El pánico se extendió a gran velocidad por la ciudad; la gente gritaba, lloraba
y se ponía a cubierto, esperando encontrar un lugar a salvo, pero nadie sabía
que para aquello no había protección, al menos no en nuestra tierra. Así que mi
familia decidió coger todo lo que teníamos y huir.
El camino
fue difícil; cada vez que hallábamos una
nueva frontera que podía significar nuestra salvación, la entrada se nos era
prohibida y nos mandaban de vuelta al último lugar donde habíamos sido
aceptados: los campos de refugiados. Allí nos quedábamos un tiempo hasta que
volvíamos a iniciar nuestra marcha en busca de un lugar donde retomar nuestra
vida. Todos éramos conscientes de que no podíamos volver.
Tardamos
meses y años en darnos cuenta que nadie nos quería en su tierra. El horror de
la guerra se extendía más rápido que las masas de aquellos que buscábamos
refugio, y todos los que vivían en otros países estaban asustados. El medio no les dejaba abrir las puertas. Al menos eso era lo que yo creía.
Pronto
comprendí que, debido a razones políticas, económicas o religiosas no éramos
bienvenidos en ningún lugar. Les robábamos las casas, los trabajos, el dinero,
la cultura... Todos parecían encontrar excusas para dejarnos fuera y mandarnos
de vuelta, a pesar de que existía una legislación a nuestro favor; una legislación que era ignorada completamente.
A pesar del
hambre, la sed y el miedo, muchos de nosotros guardábamos la esperanza de
conseguir un nuevo hogar, pero poco a poco la desesperación fue arrebatando
nuestros corazones, hasta que ya nadie quiso seguir luchando.
Después de
años de huida, conseguimos un barco que nos llevó a un nuevo país que estaba
acogiendo emigrantes. Ilusionada, creí que por fin alguien nos aceptaba, pero
descubrí, no con mucha sorpresa, que todo era una farsa política en la cual
nosotros éramos el medio por el cual se conseguían más votos en su democracia.
Había mucha gente en ese país partidaria de ayudarnos pero, como nosotros, se
veían incapaces de hacer nada, ya que no tenían el poder suficiente para
arreglar la situación. Muchos políticos se aprovecharon de ello y nos convirtieron
en sus marionetas de usar y tirar.
La mayoría de nosotros fuimos conscientes de la farsa, pero nadie dijo nada;
por primera vez en mucho tiempo nos habían ofrecido un hogar, y nadie iba a
renunciar a aquello.
Al llegar al
país ilusionados y esperanzados, nos encontramos con que una gran masa de la
población no estaba de acuerdo con acogernos, de manera que nos hicieron sentir
como invasores y destructores de su tierra. Poco a poco, la discriminación y el
racismo fueron manchando la rutina de nuestras vidas, hasta conseguir sentirnos
culpables de vivir allí.

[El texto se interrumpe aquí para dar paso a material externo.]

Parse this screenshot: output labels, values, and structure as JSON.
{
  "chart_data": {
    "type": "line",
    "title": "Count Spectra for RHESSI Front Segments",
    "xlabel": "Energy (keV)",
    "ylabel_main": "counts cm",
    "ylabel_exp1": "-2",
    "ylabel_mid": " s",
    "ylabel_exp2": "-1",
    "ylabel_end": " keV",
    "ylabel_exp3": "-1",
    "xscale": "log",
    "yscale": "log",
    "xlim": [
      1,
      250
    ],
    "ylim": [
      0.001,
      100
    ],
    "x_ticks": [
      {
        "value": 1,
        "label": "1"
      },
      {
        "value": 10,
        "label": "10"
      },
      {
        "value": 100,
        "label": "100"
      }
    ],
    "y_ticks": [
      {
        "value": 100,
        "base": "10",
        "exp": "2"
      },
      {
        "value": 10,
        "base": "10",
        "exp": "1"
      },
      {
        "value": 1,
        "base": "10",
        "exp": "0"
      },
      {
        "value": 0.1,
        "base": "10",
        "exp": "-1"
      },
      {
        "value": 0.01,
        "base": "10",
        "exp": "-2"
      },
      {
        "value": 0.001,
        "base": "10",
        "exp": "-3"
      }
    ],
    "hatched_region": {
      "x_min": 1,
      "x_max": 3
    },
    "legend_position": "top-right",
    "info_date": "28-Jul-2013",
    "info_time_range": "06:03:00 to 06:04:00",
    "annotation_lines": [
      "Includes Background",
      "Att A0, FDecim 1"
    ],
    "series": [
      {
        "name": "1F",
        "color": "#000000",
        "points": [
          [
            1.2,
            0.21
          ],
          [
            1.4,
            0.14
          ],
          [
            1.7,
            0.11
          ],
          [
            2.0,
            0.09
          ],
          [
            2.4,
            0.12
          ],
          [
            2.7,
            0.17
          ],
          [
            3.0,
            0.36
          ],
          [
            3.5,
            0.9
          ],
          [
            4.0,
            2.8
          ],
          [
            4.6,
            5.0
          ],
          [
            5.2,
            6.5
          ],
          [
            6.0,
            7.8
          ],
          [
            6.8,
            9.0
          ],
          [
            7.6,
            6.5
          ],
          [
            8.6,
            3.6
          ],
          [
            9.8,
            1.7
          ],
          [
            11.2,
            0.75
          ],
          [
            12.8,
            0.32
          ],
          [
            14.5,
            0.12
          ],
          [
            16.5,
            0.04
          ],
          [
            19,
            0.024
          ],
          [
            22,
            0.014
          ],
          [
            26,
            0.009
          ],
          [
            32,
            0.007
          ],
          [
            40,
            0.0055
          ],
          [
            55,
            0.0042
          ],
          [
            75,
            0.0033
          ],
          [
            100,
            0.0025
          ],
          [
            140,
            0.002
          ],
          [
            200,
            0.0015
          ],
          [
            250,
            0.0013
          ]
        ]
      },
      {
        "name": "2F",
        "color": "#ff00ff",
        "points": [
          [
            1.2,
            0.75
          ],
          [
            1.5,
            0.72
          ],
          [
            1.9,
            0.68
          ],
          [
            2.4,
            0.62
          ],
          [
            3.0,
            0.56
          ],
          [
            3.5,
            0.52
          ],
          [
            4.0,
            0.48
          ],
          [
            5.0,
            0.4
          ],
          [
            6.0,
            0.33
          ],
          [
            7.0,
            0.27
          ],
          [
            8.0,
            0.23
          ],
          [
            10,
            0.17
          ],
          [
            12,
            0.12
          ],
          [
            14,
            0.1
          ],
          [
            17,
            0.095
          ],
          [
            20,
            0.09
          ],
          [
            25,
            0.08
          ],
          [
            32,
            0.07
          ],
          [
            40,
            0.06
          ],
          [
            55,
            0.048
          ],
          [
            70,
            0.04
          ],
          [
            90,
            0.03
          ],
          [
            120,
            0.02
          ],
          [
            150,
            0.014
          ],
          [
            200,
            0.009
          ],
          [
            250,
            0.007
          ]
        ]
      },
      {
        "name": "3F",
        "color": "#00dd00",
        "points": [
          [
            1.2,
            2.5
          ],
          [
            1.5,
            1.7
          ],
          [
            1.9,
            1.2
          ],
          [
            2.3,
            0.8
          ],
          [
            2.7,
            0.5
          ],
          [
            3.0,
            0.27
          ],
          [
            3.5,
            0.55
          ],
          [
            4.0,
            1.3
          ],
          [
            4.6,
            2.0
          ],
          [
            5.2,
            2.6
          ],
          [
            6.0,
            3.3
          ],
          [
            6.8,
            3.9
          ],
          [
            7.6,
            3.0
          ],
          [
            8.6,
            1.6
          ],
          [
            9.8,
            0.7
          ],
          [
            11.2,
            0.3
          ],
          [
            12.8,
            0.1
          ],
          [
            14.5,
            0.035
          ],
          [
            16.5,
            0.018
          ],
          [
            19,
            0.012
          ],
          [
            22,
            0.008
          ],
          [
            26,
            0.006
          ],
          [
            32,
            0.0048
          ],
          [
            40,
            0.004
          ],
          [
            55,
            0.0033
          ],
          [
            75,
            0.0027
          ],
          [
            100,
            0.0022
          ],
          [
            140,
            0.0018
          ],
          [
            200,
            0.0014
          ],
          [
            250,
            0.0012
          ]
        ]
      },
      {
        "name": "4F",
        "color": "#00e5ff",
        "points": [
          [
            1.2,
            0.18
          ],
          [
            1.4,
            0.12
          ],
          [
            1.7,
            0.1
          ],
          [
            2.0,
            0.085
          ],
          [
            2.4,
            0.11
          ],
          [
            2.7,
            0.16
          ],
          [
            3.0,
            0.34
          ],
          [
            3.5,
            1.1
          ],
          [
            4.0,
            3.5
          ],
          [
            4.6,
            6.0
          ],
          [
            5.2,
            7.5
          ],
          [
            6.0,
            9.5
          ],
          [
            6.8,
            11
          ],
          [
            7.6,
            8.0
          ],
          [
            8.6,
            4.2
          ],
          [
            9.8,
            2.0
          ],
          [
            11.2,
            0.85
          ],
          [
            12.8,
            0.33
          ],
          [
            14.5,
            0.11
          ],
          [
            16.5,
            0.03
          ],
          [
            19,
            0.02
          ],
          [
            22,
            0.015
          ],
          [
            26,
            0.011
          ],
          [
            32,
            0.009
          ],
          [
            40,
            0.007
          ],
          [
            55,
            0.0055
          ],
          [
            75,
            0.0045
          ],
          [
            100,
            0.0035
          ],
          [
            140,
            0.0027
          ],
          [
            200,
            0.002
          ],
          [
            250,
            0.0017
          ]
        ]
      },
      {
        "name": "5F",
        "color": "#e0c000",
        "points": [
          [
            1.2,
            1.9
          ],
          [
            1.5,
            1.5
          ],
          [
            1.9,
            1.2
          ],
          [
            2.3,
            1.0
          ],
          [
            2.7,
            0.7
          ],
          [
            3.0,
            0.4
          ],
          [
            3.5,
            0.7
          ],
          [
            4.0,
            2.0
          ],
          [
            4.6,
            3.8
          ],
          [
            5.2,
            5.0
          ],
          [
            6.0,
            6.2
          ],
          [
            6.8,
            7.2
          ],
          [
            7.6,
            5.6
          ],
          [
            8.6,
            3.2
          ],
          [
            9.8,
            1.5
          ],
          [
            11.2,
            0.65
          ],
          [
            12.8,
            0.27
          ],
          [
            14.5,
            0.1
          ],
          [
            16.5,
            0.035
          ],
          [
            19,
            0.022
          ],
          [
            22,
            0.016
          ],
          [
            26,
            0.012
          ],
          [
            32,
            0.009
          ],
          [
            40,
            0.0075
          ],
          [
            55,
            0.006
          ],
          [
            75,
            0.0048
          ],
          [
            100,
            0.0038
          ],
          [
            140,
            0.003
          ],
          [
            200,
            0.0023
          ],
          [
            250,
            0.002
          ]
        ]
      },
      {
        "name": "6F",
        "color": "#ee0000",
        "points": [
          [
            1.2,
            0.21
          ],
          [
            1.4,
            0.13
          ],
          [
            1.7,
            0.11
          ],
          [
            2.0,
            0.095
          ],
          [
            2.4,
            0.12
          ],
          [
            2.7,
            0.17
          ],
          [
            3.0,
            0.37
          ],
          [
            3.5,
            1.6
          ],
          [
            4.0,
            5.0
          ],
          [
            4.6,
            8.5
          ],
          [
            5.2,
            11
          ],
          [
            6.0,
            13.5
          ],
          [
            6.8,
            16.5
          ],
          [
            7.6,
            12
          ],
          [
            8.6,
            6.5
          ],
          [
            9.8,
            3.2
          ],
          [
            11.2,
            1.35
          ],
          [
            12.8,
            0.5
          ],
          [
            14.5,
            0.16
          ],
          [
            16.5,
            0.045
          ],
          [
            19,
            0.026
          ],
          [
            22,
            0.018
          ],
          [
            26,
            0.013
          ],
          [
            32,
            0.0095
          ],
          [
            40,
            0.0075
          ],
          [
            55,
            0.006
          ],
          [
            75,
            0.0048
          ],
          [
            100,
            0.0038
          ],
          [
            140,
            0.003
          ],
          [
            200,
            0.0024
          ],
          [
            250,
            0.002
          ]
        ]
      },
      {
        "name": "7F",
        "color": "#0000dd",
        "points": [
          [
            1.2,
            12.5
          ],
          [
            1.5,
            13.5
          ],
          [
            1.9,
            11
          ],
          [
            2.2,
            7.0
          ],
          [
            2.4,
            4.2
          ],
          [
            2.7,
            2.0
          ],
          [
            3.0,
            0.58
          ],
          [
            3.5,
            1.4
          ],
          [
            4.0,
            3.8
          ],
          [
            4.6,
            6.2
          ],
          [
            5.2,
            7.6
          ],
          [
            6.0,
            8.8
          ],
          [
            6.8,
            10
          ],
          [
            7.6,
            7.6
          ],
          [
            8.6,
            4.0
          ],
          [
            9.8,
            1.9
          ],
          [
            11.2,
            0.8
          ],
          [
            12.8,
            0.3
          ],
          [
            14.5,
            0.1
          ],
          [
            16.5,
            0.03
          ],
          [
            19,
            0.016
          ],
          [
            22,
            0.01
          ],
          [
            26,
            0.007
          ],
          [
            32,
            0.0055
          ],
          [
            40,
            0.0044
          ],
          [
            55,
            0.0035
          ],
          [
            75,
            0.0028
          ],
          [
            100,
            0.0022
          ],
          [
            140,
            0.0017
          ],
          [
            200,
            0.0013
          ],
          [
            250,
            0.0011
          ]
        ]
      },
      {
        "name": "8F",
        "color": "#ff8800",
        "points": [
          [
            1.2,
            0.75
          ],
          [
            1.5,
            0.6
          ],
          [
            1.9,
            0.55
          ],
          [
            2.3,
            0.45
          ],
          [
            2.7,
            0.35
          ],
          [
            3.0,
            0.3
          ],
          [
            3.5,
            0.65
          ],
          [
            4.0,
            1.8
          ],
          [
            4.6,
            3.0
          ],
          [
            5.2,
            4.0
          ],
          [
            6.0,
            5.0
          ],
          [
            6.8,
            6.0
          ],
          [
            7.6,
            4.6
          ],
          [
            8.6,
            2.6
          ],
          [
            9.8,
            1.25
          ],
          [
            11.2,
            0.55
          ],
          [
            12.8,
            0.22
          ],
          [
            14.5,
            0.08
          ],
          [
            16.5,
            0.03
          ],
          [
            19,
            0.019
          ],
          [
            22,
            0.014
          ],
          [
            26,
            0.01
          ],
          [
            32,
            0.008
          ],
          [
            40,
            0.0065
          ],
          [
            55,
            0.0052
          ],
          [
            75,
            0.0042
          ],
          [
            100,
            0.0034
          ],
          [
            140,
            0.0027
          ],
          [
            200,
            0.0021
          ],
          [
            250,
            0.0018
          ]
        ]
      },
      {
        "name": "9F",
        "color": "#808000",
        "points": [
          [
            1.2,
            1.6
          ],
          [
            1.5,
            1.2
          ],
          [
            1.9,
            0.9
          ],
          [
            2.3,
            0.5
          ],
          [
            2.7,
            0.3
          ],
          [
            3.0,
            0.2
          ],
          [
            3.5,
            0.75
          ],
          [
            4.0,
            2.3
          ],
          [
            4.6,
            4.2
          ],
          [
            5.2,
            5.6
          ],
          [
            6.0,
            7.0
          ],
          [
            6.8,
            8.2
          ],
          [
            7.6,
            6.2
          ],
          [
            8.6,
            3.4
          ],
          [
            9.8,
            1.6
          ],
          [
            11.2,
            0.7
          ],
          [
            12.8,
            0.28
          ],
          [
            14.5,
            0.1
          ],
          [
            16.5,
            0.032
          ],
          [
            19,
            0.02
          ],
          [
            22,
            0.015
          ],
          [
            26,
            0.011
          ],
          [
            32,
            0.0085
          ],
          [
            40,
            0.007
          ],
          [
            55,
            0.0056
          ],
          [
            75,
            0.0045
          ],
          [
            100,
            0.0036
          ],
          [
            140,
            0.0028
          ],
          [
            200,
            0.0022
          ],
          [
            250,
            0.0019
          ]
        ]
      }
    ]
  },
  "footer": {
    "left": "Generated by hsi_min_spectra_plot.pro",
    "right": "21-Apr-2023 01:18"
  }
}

El lugar que habíamos empezado a llamar hogar se
volvió en nuestra contra, y acabó, de manera consciente,
echándonos de su tierra.
Con el paso
del tiempo nuestros viajes se redujeron, pero sin llegar a encontrar un
verdadero hogar. Sentíamos que nuestras vidas ya no eran nuestras, que gente
tiraba de los hilos de nuestras vidas, como los títeres de una función, y nos
llevaban allí donde les era más conveniente, y no donde verdaderamente
queríamos estar.
Mis últimos
años de vida los pasé en una pequeña ciudad de la costa, donde todo era paz y
tranquilidad, pero nunca llegué a sentirme como en casa. Por aquella razón,
decidí hacer un último viaje a mi tierra, a pesar de que aún estaba en guerra,
solo para poder sentir como era encontrarse de vuelta en mi hogar. Pero cuando
llegué allí todo estaba destruido; la guerra lo había arrebatado absolutamente todo. Nada era como antes, y ya no podía volver al pasado.
Fue entonces
cuando decidí pintar mis recuerdos sobre un lienzo, intentando recordar la
felicidad que tanto echaba de menos. Con trazos de pincel logré representar
aquellas imágenes difusas que se agolpaban en mi cabeza y, al finalizar mi
obra, conseguí recuperar, por fin, todos aquellos recuerdos olvidados.